Mayor Elizabeth Tisdahl noted that she had heard interest from a representative of Prospect Heights while attending a brunch for legislators from the northwest suburbs.

“Chicago raising their rates has made me quite popular at these meetings,” she said. “Go forth and make us a lot of money, Dave.” 

Tony February 14, 2013 at 10:37 PM
Isn't there a treaty with Canada that restricts use of Great Lakes water? Is this even possible. Not to mention the Great Lakes are extremely low now due to drought and increased evaporation due to our milder winters. I like the idea of getting some money from NU. They've been like a barnacle on the town forever and all we've got to show for it is a firetruck.
Jennifer Fisher February 15, 2013 at 01:01 AM
Tony, you're right that there's a treaty with Canada, called the Great Lakes Water Quality Agreement (http://www.epa.gov/glnpo/glwqa/). It's my understanding that Evanston's increased usage wouldn't interfere with the treaty's terms.
Tony February 15, 2013 at 02:16 AM
Thanks for the link, Jennifer.

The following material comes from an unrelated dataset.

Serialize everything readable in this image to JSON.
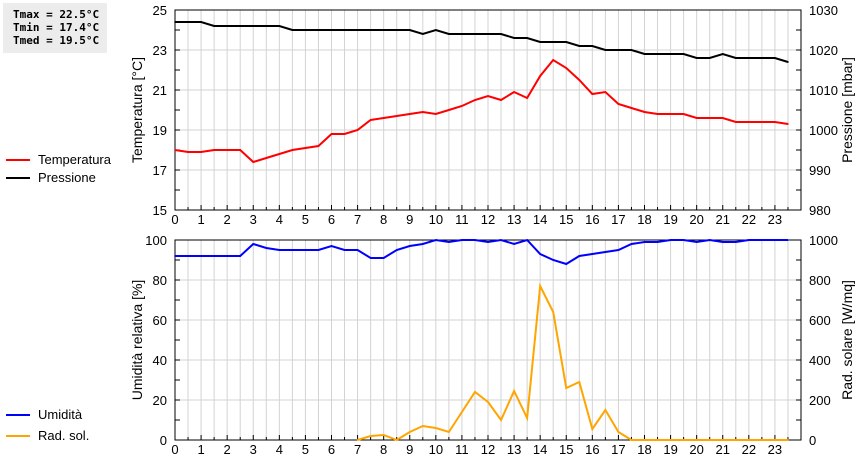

Here's a link to an article concerning the historic low water levels the Great Lakes are reaching. I believe the WQA deals with what's in the water but as water levels sink and a host of problems arise, I think other treaties are in place that would have an impact on Evanston's decision to spend millions on a water-carrying infrastructure that might be of use for a short time if at all. Pretty risky proposition if it's being counted on for decades of revenue.
Tony February 15, 2013 at 02:16 AM
Sorry, forgot the link. http://newswatch.nationalgeographic.com/2012/11/20/climate-change-and-variability-drive-low-water-levels-on-the-great-lakes/
Jim February 15, 2013 at 02:39 AM
Federal laws and Supreme Court decisions also affect Illinois’ water supplies. After 30 years of controversy over Illinois’ diversion of water out of Lake Michigan and down the Illinois River, in 1930 the Supreme Court set a limit on the amount of water Illinois could divert out of Lake Michigan. After another major controversy involving Illinois and other states around the Great Lakes and Canada, the Court reset the diversion limit to 3200 cfs (the 1967 Level of Lake Michigan Act).